Design of HDFS data block multi-copy storage

Source: Internet
Author: User
Keywords DFS can save multiple dot on

Hadoop can be so widely used, and the hdfs behind it silently is inseparable. As a file system that can run on hundreds of nodes, HDFs has taken a very careful look at reliability design.

Design of 3.2.1 HDFS data block multi-copy storage

As a distributed file system, HDFs uses the means to hold multiple replicas in the system (multiple replicas below), and multiple copies of the same block of data are stored on different nodes, as shown in Figure 3-2. The use of this multiple-copy method has the following advantages: 1 The use of multiple copies, allowing customers to read data from different blocks, speed up the transmission speed; 2 because the HDFs of the datanode between the network transmission data, if the use of multiple copies can determine whether the data transmission error; 3 Multiple replicas can guarantee that a datanode is invalidated without losing data.

HDFs randomly select storage nodes according to block, in order to determine whether the file error, the number of replicas defaults to 3 (note: If the number of pairs of 1 or 2, it is not able to determine the data right and wrong). Due to the cost of data transmission and error recovery, the preservation of replicas is not evenly distributed among the clusters, with respect to the distribution and maintenance of datanodehttp://www.aliyun.com/zixun/aggregation/13996.html. "> Load balancing of the more detailed content, you can refer to the following 3.4.4 section on the introduction of balancer."

Related Article

Contact Us

The content source of this page is from Internet, which doesn't represent Alibaba Cloud's opinion; products and services mentioned on that page don't have any relationship with Alibaba Cloud. If the content of the page makes you feel confusing, please write us an email, we will handle the problem within 5 days after receiving your email.
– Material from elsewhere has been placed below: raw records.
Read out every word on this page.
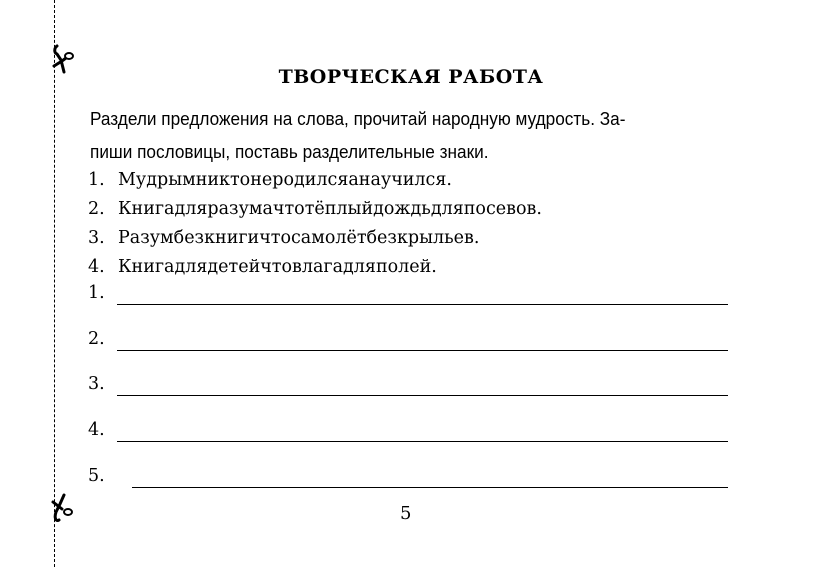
ТВОРЧЕСКАЯ РАБОТА
Раздели предложения на слова, прочитай народную мудрость. За-
пиши пословицы, поставь разделительные знаки.
1. Мудрымниктонеродилсяанаучился.
2. Книгадляразумачтотёплыйдождьдляпосевов.
3. Разумбезкнигичтосамолётбезкрыльев.
4. Книгадлядетейчтовлагадляполей.
1.
2.
3.
4.
5.
5
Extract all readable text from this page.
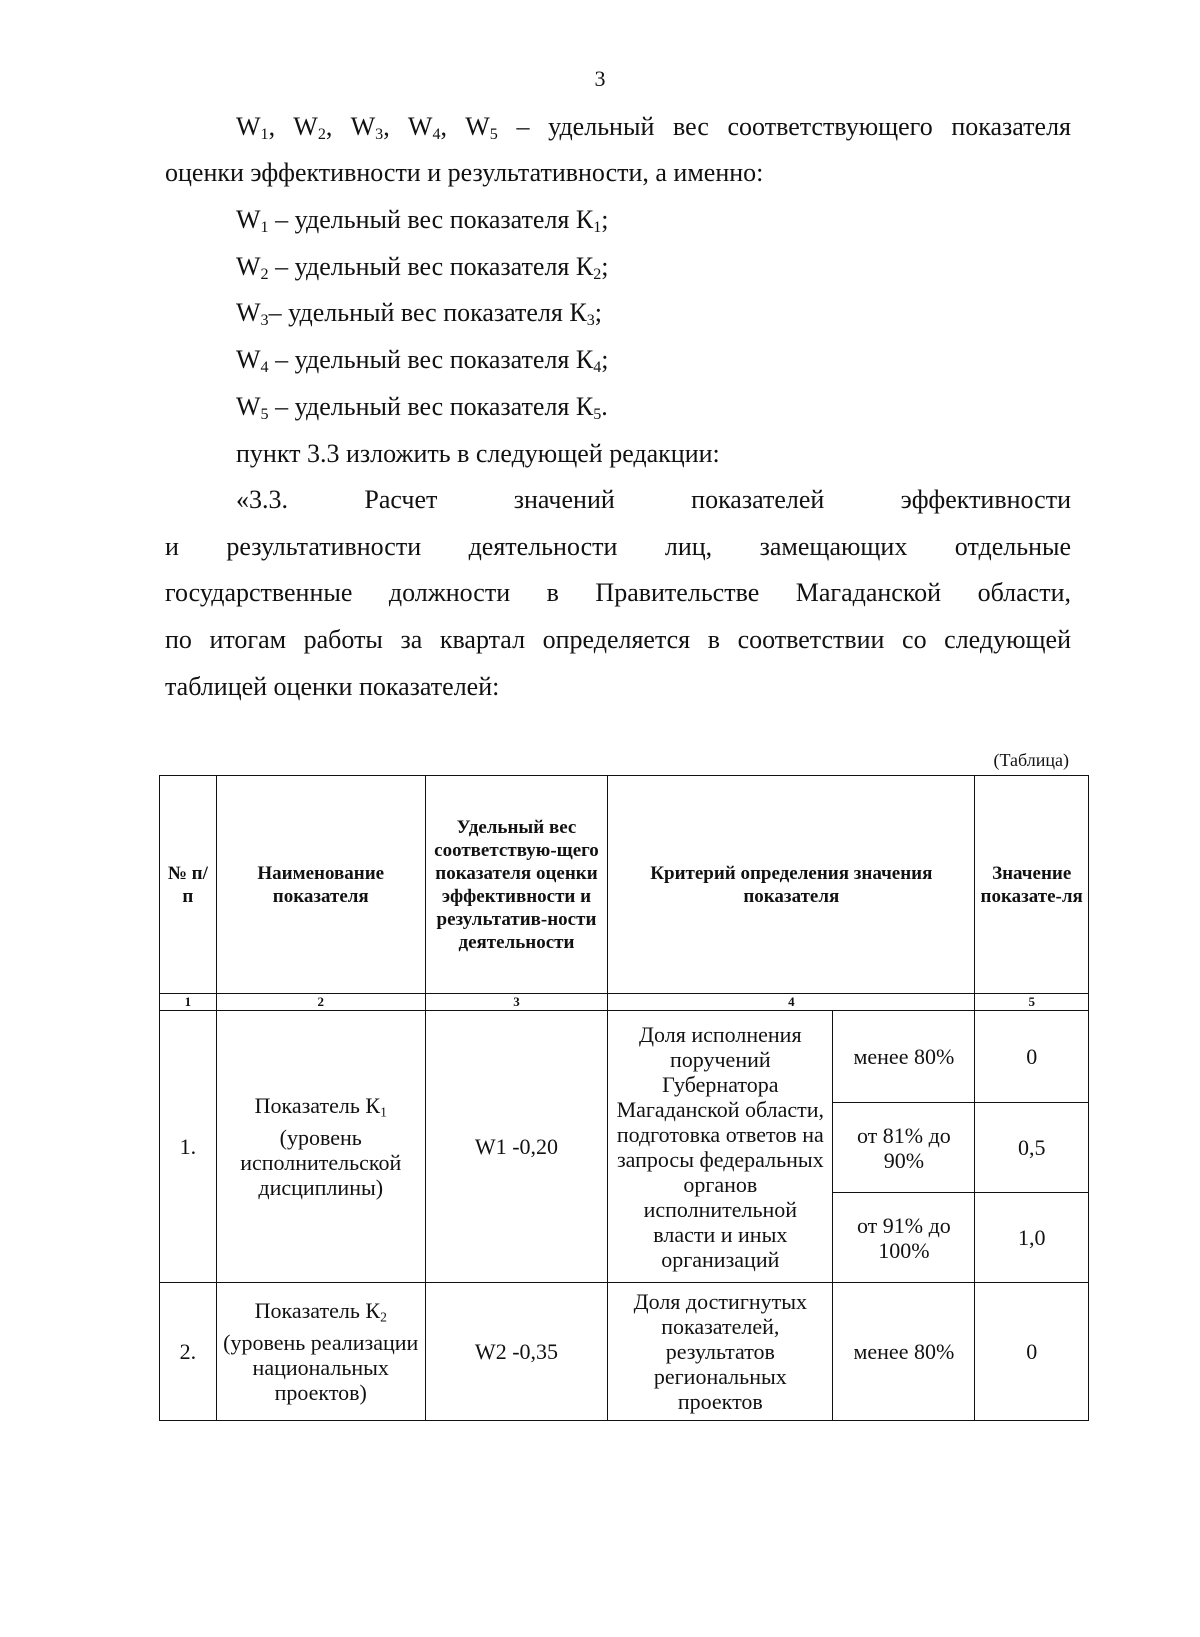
3
$W_1$, $W_2$, $W_3$, $W_4$, $W_5$ – удельный вес соответствующего показателя
оценки эффективности и результативности, а именно:
$W_1$ – удельный вес показателя $К_1$;
$W_2$ – удельный вес показателя $К_2$;
$W_3-$ удельный вес показателя $К_3$;
$W_4$ – удельный вес показателя $К_4$;
$W_5$ – удельный вес показателя $К_5$.
пункт 3.3 изложить в следующей редакции:
«3.3. Расчет значений показателей эффективности
и результативности деятельности лиц, замещающих отдельные
государственные должности в Правительстве Магаданской области,
по итогам работы за квартал определяется в соответствии со следующей
таблицей оценки показателей:
(Таблица)
№ п/п	Наименование показателя	Удельный вес соответствую-щего показателя оценки эффективности и результатив-ности деятельности	Критерий определения значения показателя		Значение показате-ля
1	2	3	4		5
1.	Показатель $К_1$ (уровень исполнительской дисциплины)	W1 -0,20	Доля исполнения поручений Губернатора Магаданской области, подготовка ответов на запросы федеральных органов исполнительной власти и иных организаций	менее 80%	0
				от 81% до 90%	0,5
				от 91% до 100%	1,0
2.	Показатель $К_2$ (уровень реализации национальных проектов)	W2 -0,35	Доля достигнутых показателей, результатов региональных проектов	менее 80%	0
If you find any instances of plagiarism from the community, please send an email to: info-contact@alibabacloud.com and provide relevant evidence. A staff member will contact you within 5 working days.

A Free Trial That Lets You Build Big!

Start building with 50+ products and up to 12 months usage for Elastic Compute Service

  • Sales Support

    1 on 1 presale consultation

  • After-Sales Support

    24/7 Technical Support 6 Free Tickets per Quarter Faster Response

  • Alibaba Cloud offers highly flexible support services tailored to meet your exact needs.